Labour believe their best chance of forming a coalition with the Lib Dems is if Clegg is removed and a new leader is elected and therefore are quite open about how they are targeting the Sheffield Hallam seat. Clegg however is believed to favour a deal with the Tories rather than with Labour but without a seat he would be relegated to the position of interested onlooker.

Clegg still has that large majority and could yet receive the backing of tactical Conservative voting to stop Labour. However there is a real chance he could lose his seat and no doubt much of the media will be eagerly awaiting another Portillo moment. It was always going to be unlikely Clegg could carry on as leader after this election, but a poor result could be the final nail in his coffin. This is certainly one result to look out for on election night.
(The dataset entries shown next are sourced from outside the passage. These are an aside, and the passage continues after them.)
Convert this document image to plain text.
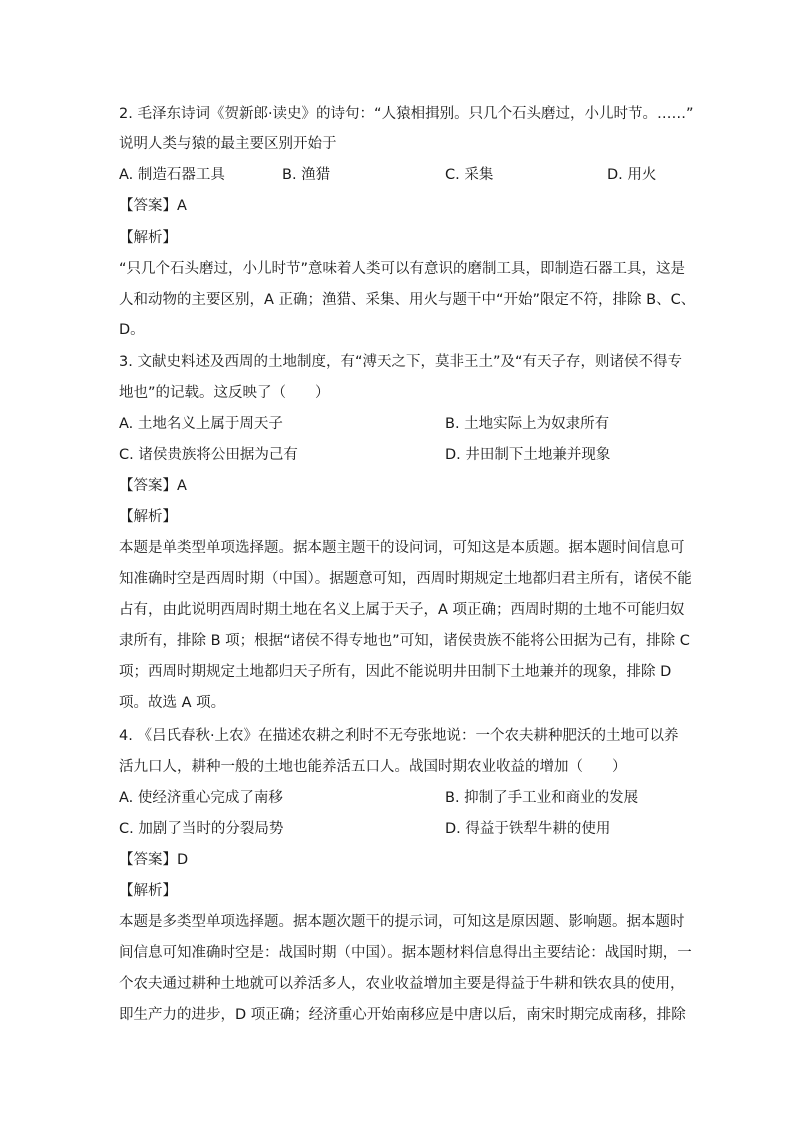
2. 毛泽东诗词《贺新郎·读史》的诗句：“人猿相揖别。只几个石头磨过，小儿时节。……”
说明人类与猿的最主要区别开始于
A. 制造石器工具	B. 渔猎	C. 采集	D. 用火
【答案】A
【解析】
“只几个石头磨过，小儿时节”意味着人类可以有意识的磨制工具，即制造石器工具，这是
人和动物的主要区别，A 正确；渔猎、采集、用火与题干中“开始”限定不符，排除 B、C、
D。
3. 文献史料述及西周的土地制度，有“溥天之下，莫非王土”及“有天子存，则诸侯不得专
地也”的记载。这反映了（　　）
A. 土地名义上属于周天子	B. 土地实际上为奴隶所有
C. 诸侯贵族将公田据为己有	D. 井田制下土地兼并现象
【答案】A
【解析】
本题是单类型单项选择题。据本题主题干的设问词，可知这是本质题。据本题时间信息可
知准确时空是西周时期（中国）。据题意可知，西周时期规定土地都归君主所有，诸侯不能
占有，由此说明西周时期土地在名义上属于天子，A 项正确；西周时期的土地不可能归奴
隶所有，排除 B 项；根据“诸侯不得专地也”可知，诸侯贵族不能将公田据为己有，排除 C
项；西周时期规定土地都归天子所有，因此不能说明井田制下土地兼并的现象，排除 D
项。故选 A 项。
4. 《吕氏春秋·上农》在描述农耕之利时不无夸张地说：一个农夫耕种肥沃的土地可以养
活九口人，耕种一般的土地也能养活五口人。战国时期农业收益的增加（　　）
A. 使经济重心完成了南移	B. 抑制了手工业和商业的发展
C. 加剧了当时的分裂局势	D. 得益于铁犁牛耕的使用
【答案】D
【解析】
本题是多类型单项选择题。据本题次题干的提示词，可知这是原因题、影响题。据本题时
间信息可知准确时空是：战国时期（中国）。据本题材料信息得出主要结论：战国时期，一
个农夫通过耕种土地就可以养活多人，农业收益增加主要是得益于牛耕和铁农具的使用，
即生产力的进步，D 项正确；经济重心开始南移应是中唐以后，南宋时期完成南移，排除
Tories rule out deal with UKIP!

The prospect of a post-election UKIP Conservative coalition is something which may have seemed quite enticing to many on the Eurosceptic wing on the Conservative Party. However this possibility has been quashed by Conservative Party chairman Grant Shapps who has ruled out any pacts or deals with UKIP. With the polls still pointing towards a hung parliament, this appears a bold move.
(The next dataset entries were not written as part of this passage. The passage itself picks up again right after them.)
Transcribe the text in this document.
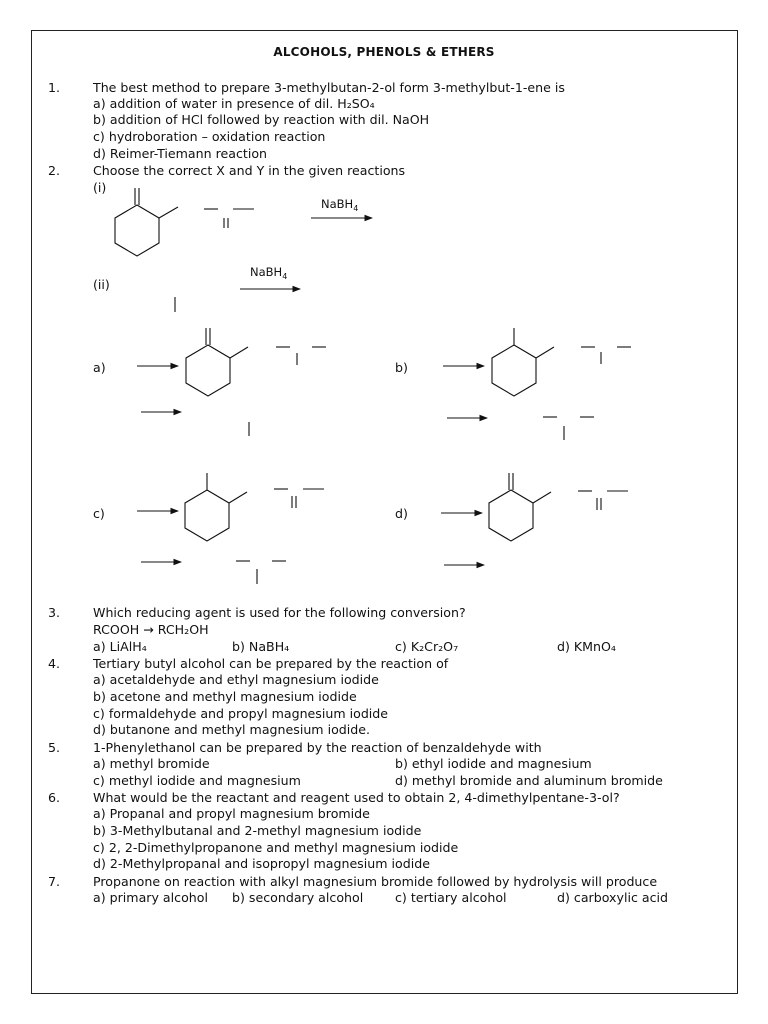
ALCOHOLS, PHENOLS & ETHERS
1.	The best method to prepare 3-methylbutan-2-ol form 3-methylbut-1-ene is
a) addition of water in presence of dil. H₂SO₄
b) addition of HCl followed by reaction with dil. NaOH
c) hydroboration – oxidation reaction
d) Reimer-Tiemann reaction
2.	Choose the correct X and Y in the given reactions
(i)
(ii)
a)	b)
c)	d)
NaBH$_4$
NaBH$_4$
3.	Which reducing agent is used for the following conversion?
RCOOH → RCH₂OH
a) LiAlH₄	b) NaBH₄	c) K₂Cr₂O₇	d) KMnO₄
4.	Tertiary butyl alcohol can be prepared by the reaction of
a) acetaldehyde and ethyl magnesium iodide
b) acetone and methyl magnesium iodide
c) formaldehyde and propyl magnesium iodide
d) butanone and methyl magnesium iodide.
5.	1-Phenylethanol can be prepared by the reaction of benzaldehyde with
a) methyl bromide	b) ethyl iodide and magnesium
c) methyl iodide and magnesium	d) methyl bromide and aluminum bromide
6.	What would be the reactant and reagent used to obtain 2, 4-dimethylpentane-3-ol?
a) Propanal and propyl magnesium bromide
b) 3-Methylbutanal and 2-methyl magnesium iodide
c) 2, 2-Dimethylpropanone and methyl magnesium iodide
d) 2-Methylpropanal and isopropyl magnesium iodide
7.	Propanone on reaction with alkyl magnesium bromide followed by hydrolysis will produce
a) primary alcohol b) secondary alcohol	c) tertiary alcohol	d) carboxylic acid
The Conservative Party will claim that they are fighting for an overall majority but privately accept that their chances of achieving this appear slim. There does remain a possibility though that they could be the largest party in a hung parliament. In this case they would have the first opportunity to form a new government and would be left with two options; running a minority government or attempting to form another coalition.

With UKIP seemingly ruled out, the most likely coalition partner for the Conservatives would again be the Liberal Democrats. For this deal to succeed a number of hurdles would have to be overcome. Firstly the parliamentary numbers would need to work to provide a stable government. There would also have to be an appetite on both sides; policies they could agree on; and an improvement in current relations. Overcoming all these problems to secure the support of both parliamentary parties will not be easy.

The other option would be a minority administration. The rumours are this is the option many in the Conservative Party would prefer and are leaning towards. This would rely on keeping the party together, which may prove easier said than done and would require doing deals behind the scenes with other parties. A minority government would lack stability and leave the party open to the whims of others, running the risk of being overthrown at any stage.

The Conservatives have emerged from the current coalition bruised, but seemingly unscathed.  Whilst perhaps not seeking to rush into another coalition, it will certainly be an option should the election deliver another hung parliament.  There is little doubt that the Conservative Party are considering all their options, but with a coalition deal with UKIP ruled out and any deal with the SNP a non-starter their options appear limited. For that reason alone do not be shocked to see Cameron and Clegg reach another agreement. The marriage between the Conservatives and the Liberal Democrats may not be over yet.